Владислав… Ее лада, ее любовь, ее душа… Как же рванулось из груди сердце в тот миг, когда она заметила его широкоплечую фигуру возле костела! Темные волосы, зачесанные назад, открывая высокий лоб, словно вторили черному цвету жупана, мрачный вид которого по мнению Ксении не могли даже смягчить ни золотые нити, которыми была расшита ткань одежды Владислава, ни массивная цепь ордината и уже знакомый Ксении пояс из золотых пластин. И черный мех соболя на плечах…

Такой знакомый и в то же время незнакомый Ксении. Ибо даже со своего места в отдалении от ступеней костела, она видела, как переменился Владислав, будто на место того, которого она знала, вдруг пришел Заславский, встреченный ею в землях Московии несколько лет назад.

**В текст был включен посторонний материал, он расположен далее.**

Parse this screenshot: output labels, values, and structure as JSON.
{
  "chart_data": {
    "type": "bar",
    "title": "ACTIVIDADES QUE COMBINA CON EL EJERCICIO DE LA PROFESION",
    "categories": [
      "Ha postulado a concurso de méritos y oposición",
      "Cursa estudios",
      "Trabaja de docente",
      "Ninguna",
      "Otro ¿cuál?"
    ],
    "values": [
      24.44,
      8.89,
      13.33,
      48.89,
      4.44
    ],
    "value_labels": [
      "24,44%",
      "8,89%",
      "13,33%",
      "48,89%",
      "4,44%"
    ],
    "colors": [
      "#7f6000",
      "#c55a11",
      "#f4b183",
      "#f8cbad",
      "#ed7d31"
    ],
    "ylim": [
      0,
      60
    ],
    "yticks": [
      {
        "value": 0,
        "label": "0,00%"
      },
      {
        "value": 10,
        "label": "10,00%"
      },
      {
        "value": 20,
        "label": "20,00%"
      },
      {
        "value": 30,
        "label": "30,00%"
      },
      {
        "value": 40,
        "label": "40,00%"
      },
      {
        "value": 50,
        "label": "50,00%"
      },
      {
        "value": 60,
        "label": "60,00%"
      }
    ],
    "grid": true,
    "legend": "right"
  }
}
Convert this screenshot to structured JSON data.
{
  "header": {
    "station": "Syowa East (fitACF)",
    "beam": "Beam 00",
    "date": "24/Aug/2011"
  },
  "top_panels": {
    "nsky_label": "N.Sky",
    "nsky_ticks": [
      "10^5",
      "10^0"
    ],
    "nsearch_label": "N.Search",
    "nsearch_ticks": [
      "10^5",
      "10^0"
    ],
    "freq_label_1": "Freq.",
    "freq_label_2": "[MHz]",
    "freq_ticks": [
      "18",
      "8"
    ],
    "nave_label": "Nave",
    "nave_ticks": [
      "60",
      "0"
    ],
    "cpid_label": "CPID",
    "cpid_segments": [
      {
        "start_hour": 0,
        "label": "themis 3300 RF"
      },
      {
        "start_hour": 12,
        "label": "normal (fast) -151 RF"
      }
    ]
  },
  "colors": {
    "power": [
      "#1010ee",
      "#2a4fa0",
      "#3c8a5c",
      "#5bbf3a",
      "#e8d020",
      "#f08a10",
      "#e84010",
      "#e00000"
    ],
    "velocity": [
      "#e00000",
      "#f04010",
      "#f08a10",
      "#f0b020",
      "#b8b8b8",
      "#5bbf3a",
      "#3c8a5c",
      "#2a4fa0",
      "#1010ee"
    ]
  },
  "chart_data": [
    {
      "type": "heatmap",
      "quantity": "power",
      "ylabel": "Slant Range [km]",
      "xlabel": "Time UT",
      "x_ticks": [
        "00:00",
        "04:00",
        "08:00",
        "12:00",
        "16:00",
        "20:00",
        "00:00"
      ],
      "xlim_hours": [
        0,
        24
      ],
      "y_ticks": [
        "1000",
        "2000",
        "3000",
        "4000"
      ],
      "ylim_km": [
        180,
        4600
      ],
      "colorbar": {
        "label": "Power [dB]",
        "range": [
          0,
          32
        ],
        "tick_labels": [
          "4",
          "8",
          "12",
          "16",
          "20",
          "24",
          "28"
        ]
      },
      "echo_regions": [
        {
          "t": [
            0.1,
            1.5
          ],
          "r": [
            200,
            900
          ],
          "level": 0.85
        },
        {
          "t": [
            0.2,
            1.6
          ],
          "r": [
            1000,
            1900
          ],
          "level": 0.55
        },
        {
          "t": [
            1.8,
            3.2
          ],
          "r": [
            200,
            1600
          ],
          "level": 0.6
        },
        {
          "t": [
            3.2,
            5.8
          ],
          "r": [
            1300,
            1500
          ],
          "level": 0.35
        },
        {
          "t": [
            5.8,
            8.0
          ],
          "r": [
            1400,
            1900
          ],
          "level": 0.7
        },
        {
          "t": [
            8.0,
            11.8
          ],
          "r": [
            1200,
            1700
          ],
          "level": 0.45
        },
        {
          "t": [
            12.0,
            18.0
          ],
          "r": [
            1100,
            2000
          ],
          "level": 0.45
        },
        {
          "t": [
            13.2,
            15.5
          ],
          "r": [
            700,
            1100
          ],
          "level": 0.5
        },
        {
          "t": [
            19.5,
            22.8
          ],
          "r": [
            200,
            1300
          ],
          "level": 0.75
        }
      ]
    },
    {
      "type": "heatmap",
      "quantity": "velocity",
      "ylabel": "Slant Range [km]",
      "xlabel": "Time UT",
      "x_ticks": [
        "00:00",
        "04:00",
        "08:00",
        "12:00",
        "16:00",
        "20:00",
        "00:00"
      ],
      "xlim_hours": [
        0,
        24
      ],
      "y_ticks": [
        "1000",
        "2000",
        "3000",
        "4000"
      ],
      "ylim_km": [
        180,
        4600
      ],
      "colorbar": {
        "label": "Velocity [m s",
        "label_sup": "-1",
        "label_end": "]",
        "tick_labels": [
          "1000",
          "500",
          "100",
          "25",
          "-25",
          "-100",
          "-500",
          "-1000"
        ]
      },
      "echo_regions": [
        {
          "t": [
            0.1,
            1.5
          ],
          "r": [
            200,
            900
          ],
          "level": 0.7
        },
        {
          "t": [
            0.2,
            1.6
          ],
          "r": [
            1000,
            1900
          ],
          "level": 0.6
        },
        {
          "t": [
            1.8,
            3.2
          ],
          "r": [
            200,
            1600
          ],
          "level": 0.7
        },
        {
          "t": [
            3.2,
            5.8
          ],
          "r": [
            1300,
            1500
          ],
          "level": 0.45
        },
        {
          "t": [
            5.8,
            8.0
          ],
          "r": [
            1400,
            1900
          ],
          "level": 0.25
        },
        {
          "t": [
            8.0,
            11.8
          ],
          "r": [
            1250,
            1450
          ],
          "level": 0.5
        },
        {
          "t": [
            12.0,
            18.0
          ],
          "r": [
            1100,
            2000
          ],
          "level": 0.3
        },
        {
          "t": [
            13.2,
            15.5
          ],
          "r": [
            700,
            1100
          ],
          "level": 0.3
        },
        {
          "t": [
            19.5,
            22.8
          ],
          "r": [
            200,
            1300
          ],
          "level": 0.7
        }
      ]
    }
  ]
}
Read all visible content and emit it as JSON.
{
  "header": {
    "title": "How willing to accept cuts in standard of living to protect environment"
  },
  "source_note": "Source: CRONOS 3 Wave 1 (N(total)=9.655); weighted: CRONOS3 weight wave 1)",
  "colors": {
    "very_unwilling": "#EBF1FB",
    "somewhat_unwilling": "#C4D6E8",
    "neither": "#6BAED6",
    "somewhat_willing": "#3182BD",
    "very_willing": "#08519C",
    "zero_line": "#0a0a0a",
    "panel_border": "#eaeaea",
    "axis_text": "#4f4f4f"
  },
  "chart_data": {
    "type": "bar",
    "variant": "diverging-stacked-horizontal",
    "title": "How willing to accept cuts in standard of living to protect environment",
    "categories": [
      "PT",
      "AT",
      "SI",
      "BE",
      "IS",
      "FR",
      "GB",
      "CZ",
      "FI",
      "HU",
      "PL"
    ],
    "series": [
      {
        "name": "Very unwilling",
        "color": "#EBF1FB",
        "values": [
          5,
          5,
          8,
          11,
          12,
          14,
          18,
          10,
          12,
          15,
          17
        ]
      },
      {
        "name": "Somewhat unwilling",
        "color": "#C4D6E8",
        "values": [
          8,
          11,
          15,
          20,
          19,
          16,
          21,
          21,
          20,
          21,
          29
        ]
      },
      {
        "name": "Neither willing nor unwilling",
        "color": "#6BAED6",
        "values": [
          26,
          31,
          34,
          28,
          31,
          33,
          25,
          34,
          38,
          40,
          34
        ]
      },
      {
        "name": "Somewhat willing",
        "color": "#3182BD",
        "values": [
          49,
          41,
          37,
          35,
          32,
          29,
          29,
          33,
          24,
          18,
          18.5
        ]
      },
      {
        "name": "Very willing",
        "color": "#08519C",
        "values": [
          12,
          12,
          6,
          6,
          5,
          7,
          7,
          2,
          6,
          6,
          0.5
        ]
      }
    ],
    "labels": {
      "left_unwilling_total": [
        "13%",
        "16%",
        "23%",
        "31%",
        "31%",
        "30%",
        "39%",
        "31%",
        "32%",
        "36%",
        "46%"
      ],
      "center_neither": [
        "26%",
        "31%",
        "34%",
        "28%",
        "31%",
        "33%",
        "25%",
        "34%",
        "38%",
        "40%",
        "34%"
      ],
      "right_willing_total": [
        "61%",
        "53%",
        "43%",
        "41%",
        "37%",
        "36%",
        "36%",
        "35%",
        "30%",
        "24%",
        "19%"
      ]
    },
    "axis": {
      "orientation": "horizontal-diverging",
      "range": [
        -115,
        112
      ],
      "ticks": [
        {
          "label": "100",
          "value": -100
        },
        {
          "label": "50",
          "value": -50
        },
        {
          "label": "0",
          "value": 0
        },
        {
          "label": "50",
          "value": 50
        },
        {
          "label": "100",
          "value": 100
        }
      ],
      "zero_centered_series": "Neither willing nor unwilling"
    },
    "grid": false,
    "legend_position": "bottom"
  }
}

Тот, который приводил ее душу в смятение, наполнял страхом ее до кончиков пальцев.

Владислав вдруг повернул голову и устремил свой пронзительный взгляд как раз в ту сторону, где стояла Ксения, и она едва успела склонить голову, как остальные, приветствуя своего ордината. Милый мой, билось ее сердце, мой милый! Чувствуешь ли ты мою душу, что призывает тебя ныне? Слышишь ли ты ее отчаянный крик? Мой любимый… коханый мой…

Снова зашумела толпа, ударили колокола костела, заскулила от восторга стоявшая рядом Марыся, что в волнении даже стала дергать стоявшую рядом пани за край плаща. Ксения вздрогнула от догадки, пронзившей ее, подняла голову. Все верно. На краю площади, на улочке, что вела со стороны Замка, появились первые всадницы в ярких платьях и венцах на головах волос самой разной масти — от светлых до иссиня-черных. А за ними на белой лошадке, такой знакомой Ксении, ехала уже сама невеста, улыбающаяся, излучающая счастье, что переполняло ее в этот день.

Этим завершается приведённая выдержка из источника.